Illustration by Brooke McCormick

My own date went okay. From the 1 train exit on Dyckman Street, you can just barely see the stone tower hidden between the branches of the late winter trees in Fort Tryon Park. I started up the steep incline, huffing and puffing with out-of-practice lungs. At the top of the hill, we met at a bench and walked into the medieval fortress together.


In the ’30s, Rockefeller Jr. bought a collection of French monasteries in Inwood, all of which had been shipped from the Old Country, and gave them to the Met. According to the museum’s pamphlet, these monasteries were “places to reflect and recharge” for monks from as early as 800 A.D., but that wasn’t evident to us at first. The main halls, partitioned by low-hanging stone arches and dimly lit with faux torches, are decorated with collections of antiques, manuscripts, and paintings, and are oddly eerie. If it weren’t for the digitally printed arrows stuck to the ground, you might think you’d find a mad king, goblet and awl in hand, waiting in the next room. In the first hall, we saw a crucifixion hanging from the ceiling over an altar, the body fragile and gaunt. In another, fantastical paintings of unicorns line the walls. Stained glass windows filter daylight and the wooden panels adorned with the contorted faces of medieval art appear in almost every room. It is other-worldly, and with the barren late-winter trees that fill the park beneath, the museum feels more looming than anything.

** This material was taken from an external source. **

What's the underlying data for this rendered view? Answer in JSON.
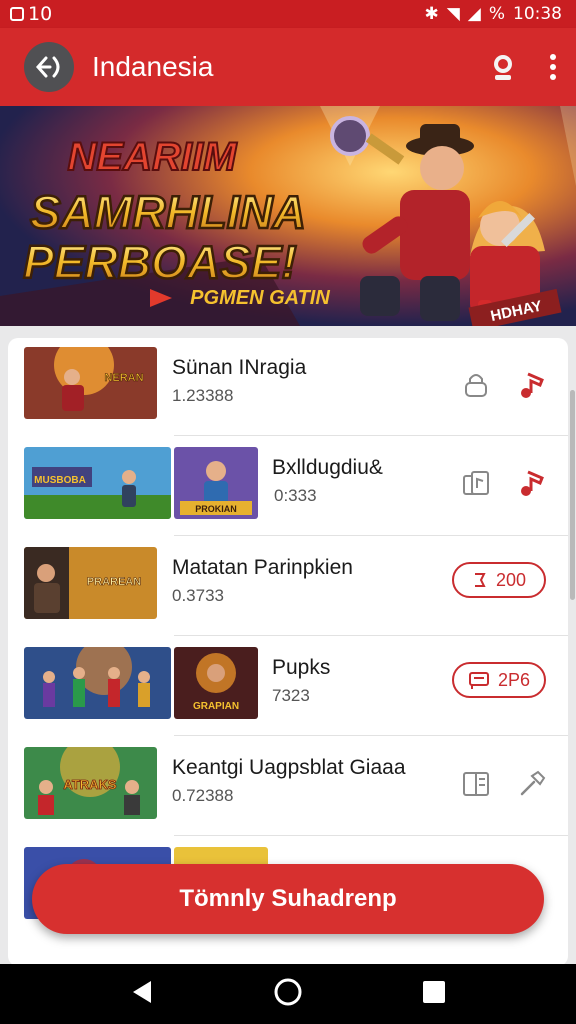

But in between the halls, separating each monastery from the next, we found ourselves in a series of sun-filled courtyards which beckon like little oases. We saw a gardener in overalls watering the plants that line the columns and heard a woman not so discreetly airing her knowledge of medieval history to the nodding man she was leaning up against. I wonder if either of my grandparents was arrogant like this on their date. From what I can gather, it would have been my grandmother—whose presence supposedly filled any room—who flaunted her expertise.

Something is very fitting about the thought of them going on this date. Every single stone of the main structure was shipped over from Europe in the early 20th century, each taken from a crumbling monastery. I wonder if they interpreted the symbolic parallel that day they spent in Inwood—that their parents had just made the same move.

I imagine the Cloisters must have been a hip attraction in the city to my grandparents. My attempt to reenact their date makes it easy to conjure an image of the pair of them hiking up the hill to the entrance or wandering through the medieval halls. While my grandmother’s clique leaned over the terrace looking onto the Hudson, she, ever the go-getter, would have strolled over to my grandfather, who would have been looking at the adjacent columns or maybe waiting for her to walk over. And maybe it was in one of those quiet courtyards, where the light streams through the roof, that they began to fall for each other.